Some treatment options include learning to recognize emotions or other triggers that lead the individual to drink alcohol. Patients often learn to recognize certain social cues or even which people in their social networks can be factors in their drinking behaviors.

A new study says that there may be a biological factor involved with relapse. Researchers at the University of Liverpool have identified a pattern showing that a high level of the stress hormone cortisol may increase the risk of relapse for recovering alcoholics.

Cortisol is a hormone that is produced in response to stress in the adrenal gland. The study found that chronic alcoholics tend to have a high level of cortisol. The condition can lead to problems with impaired memory, attention and decision-making. These circumstances can create difficulty for the alcoholic in remaining engaged in treatment.

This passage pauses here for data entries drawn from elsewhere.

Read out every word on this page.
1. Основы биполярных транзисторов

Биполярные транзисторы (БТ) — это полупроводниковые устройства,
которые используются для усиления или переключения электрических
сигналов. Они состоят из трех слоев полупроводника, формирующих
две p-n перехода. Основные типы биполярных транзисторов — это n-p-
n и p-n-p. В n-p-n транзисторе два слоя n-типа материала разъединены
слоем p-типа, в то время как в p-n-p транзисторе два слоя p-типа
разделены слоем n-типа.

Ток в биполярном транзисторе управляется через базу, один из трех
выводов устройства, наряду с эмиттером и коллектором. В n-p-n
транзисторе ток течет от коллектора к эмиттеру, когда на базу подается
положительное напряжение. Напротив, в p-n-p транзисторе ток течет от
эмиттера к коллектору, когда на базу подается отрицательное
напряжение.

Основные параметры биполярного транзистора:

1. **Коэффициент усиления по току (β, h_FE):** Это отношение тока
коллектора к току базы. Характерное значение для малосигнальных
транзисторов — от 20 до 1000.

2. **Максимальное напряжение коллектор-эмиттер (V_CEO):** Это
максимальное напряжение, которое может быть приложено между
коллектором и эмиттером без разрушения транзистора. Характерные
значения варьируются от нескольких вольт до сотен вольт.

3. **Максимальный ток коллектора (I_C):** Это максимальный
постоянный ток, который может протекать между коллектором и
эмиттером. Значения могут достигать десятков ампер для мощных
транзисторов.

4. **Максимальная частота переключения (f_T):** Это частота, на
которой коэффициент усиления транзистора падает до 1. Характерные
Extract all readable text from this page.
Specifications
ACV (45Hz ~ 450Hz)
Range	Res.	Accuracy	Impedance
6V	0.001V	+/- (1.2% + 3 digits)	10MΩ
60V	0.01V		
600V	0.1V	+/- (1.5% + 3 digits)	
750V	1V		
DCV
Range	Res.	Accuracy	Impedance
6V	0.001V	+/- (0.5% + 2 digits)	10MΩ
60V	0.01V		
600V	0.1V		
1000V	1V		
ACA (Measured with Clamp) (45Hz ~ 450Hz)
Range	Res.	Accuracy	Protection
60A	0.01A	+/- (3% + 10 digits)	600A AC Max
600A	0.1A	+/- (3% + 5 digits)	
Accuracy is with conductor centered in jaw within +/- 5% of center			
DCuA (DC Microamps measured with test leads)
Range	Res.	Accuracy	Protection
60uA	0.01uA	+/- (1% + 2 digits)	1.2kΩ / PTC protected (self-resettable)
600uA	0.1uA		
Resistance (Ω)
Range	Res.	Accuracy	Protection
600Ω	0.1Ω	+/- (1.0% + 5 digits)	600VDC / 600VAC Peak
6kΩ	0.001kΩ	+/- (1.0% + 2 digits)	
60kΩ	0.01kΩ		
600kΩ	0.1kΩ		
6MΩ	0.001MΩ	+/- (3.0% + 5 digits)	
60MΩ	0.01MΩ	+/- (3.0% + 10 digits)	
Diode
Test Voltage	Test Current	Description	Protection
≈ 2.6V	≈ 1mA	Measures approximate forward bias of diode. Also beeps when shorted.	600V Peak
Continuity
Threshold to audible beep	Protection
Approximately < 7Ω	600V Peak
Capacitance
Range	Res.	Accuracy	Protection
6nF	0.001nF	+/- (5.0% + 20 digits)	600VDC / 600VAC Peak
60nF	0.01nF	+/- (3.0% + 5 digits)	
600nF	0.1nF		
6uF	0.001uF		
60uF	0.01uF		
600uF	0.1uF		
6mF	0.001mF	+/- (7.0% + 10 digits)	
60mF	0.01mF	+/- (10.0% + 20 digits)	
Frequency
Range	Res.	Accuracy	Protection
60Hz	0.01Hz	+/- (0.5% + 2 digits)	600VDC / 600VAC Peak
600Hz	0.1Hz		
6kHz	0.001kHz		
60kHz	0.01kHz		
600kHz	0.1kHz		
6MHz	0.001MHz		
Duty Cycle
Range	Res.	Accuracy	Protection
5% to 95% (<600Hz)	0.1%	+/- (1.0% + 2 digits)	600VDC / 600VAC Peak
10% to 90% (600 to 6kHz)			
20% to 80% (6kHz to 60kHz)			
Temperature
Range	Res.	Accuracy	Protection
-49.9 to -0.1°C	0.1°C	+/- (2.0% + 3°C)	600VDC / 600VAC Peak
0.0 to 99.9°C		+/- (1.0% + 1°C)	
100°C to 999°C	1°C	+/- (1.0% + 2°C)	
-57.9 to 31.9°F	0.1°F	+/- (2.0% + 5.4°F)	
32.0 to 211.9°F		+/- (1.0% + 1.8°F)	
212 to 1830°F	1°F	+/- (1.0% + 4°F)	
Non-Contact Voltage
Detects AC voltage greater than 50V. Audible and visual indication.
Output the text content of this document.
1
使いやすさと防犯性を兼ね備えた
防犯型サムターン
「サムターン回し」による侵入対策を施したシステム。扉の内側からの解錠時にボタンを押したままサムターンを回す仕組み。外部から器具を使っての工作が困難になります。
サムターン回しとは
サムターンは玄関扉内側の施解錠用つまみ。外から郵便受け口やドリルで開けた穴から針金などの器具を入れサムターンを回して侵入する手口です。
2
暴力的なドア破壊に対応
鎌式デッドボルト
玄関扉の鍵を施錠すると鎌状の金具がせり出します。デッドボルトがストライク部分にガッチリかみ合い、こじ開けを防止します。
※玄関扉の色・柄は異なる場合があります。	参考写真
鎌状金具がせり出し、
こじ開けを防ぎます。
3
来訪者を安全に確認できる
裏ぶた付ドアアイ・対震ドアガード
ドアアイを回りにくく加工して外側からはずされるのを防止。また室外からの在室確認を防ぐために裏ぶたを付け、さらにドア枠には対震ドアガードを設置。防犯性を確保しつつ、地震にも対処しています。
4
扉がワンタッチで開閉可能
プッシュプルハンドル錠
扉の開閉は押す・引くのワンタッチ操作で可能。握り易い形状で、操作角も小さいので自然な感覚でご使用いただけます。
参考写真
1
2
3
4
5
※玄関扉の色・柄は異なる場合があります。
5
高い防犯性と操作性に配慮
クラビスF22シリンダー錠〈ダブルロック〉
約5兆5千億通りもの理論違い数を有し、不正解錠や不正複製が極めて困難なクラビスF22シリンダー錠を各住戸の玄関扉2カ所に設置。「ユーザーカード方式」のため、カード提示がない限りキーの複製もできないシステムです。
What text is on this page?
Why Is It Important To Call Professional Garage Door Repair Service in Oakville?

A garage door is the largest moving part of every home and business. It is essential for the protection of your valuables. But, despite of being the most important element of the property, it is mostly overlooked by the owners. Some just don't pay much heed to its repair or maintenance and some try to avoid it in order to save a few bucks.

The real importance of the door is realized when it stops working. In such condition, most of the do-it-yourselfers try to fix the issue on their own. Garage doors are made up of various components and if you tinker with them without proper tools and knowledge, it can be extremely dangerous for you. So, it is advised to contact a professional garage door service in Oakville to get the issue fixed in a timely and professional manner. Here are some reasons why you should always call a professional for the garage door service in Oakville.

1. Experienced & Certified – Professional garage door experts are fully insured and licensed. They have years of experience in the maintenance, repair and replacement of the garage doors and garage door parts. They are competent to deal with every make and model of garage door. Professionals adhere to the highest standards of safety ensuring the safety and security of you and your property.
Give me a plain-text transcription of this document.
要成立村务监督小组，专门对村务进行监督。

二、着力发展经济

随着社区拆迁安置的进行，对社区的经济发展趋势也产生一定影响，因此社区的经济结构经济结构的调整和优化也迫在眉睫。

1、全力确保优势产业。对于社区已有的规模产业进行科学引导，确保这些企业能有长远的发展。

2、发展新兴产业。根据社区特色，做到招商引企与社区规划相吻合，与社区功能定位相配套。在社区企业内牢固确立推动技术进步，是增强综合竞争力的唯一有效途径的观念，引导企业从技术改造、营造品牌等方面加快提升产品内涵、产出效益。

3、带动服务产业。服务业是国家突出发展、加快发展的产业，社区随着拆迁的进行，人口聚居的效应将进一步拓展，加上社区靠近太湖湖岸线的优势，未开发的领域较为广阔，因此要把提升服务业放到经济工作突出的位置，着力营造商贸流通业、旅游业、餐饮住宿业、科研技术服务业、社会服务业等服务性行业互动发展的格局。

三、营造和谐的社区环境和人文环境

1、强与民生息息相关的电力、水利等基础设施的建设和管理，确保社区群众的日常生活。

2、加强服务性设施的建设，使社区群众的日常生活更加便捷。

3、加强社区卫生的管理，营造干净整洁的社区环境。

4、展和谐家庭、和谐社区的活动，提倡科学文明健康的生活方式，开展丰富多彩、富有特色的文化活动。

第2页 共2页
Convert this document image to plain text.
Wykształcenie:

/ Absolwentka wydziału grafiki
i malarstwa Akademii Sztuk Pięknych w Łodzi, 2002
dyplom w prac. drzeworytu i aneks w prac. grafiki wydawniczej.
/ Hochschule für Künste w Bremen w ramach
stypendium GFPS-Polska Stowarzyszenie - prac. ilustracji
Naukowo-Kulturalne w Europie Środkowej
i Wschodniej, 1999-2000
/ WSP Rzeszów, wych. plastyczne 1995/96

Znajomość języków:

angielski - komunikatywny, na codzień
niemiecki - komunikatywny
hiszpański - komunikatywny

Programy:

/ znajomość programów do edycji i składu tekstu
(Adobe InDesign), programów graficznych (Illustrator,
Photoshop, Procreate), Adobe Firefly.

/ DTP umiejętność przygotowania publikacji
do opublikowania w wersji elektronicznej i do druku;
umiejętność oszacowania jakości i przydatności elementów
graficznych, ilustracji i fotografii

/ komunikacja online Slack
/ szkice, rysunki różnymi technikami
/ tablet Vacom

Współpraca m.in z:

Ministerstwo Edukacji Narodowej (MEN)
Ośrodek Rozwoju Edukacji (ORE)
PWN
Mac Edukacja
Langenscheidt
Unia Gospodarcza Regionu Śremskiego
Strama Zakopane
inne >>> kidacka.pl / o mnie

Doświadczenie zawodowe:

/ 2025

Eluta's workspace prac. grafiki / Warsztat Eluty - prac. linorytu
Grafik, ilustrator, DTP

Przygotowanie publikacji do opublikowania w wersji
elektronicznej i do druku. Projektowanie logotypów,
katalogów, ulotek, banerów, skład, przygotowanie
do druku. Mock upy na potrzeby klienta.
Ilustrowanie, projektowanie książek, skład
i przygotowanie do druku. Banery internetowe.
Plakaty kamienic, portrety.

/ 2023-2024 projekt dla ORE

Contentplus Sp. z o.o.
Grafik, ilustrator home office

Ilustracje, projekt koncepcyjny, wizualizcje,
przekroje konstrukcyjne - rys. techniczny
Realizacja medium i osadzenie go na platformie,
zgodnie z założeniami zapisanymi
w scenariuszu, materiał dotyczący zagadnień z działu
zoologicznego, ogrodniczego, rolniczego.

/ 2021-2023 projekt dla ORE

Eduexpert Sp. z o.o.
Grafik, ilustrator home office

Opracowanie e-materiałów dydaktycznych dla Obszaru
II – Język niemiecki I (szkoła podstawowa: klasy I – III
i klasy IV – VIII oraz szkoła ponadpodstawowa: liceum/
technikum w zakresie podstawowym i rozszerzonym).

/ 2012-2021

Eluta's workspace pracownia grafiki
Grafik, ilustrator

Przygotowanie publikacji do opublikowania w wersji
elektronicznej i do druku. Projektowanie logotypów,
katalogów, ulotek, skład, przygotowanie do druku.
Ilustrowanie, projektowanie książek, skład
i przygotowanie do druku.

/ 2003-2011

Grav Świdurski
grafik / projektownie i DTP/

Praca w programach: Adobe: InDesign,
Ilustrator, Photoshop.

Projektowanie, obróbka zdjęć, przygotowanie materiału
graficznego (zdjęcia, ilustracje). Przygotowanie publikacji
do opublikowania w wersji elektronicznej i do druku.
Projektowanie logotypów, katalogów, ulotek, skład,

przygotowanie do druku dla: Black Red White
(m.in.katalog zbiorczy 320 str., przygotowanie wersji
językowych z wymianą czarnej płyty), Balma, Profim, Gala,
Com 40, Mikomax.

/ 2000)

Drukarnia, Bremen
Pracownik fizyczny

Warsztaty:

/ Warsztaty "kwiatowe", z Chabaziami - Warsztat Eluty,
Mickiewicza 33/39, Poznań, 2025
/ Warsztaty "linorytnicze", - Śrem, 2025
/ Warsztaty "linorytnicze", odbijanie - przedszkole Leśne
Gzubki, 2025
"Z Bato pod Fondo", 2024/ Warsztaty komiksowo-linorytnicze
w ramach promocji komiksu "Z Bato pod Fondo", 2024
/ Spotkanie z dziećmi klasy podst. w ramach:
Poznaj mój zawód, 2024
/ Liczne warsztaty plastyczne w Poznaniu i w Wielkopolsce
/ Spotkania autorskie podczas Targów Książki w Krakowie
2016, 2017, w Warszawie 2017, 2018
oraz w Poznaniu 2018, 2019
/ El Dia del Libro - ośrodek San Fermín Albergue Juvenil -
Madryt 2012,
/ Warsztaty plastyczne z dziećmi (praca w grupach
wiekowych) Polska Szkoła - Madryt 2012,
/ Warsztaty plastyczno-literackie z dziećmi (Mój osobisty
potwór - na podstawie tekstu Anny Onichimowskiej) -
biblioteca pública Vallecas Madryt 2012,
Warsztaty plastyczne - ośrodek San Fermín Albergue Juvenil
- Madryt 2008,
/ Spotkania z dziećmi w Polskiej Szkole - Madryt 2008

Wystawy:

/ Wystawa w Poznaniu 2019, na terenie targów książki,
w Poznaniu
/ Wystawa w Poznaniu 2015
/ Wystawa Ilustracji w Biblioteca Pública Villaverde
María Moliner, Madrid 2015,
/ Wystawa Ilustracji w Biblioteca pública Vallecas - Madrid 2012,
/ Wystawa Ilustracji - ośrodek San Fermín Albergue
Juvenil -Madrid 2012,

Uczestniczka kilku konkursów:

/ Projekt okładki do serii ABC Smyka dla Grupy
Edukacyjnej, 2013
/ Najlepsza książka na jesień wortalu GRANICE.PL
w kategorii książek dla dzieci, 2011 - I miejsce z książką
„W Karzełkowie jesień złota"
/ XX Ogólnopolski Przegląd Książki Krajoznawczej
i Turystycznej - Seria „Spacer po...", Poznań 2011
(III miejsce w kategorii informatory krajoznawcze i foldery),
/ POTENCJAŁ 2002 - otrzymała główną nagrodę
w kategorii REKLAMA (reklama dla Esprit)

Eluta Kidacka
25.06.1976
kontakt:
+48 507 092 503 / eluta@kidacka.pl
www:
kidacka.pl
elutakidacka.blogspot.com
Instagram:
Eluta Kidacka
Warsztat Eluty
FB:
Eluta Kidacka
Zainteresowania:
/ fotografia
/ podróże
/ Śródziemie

Those struggling to overcome alcoholism struggle with compulsive consumption of alcohol with very little control exhibited in their consumption. Though alcoholism can affect social relationships, physical health and academic or professional success, alcoholics are often unable to limit their exposure to alcohol.

Excessive alcohol consumption can result in severe physical consequences. Every organ of the body is affected, but the impact on the brain can be very devastating. Alcoholics often experience memory loss and impaired decision-making skills.

The study, led by Dr. Abi Rose of the School of Psychology, Health and Society at the University of Liverpool, showed that a high level of cortisol may be impairing the ability to completely recover from chronic alcoholism. Cortisol, Rose explains, regulates emotions, learning, attention, energy utilization, and the immune system.

The study showed that not only is the cortisol level high in patients undergoing treatment for alcoholism, but it continues to be elevated while the patient is going through withdrawal and during long periods of abstinence after treatment.

The study is published in the journal Alcoholism: Clinical and Experimental Research. Its results are important because they may introduce a possible area of examination for treating alcoholism with drugs. A medication that could manipulate the effects of cortisol during treatment and after treatment is finished may be effective at reducing the rate of relapse after treatment.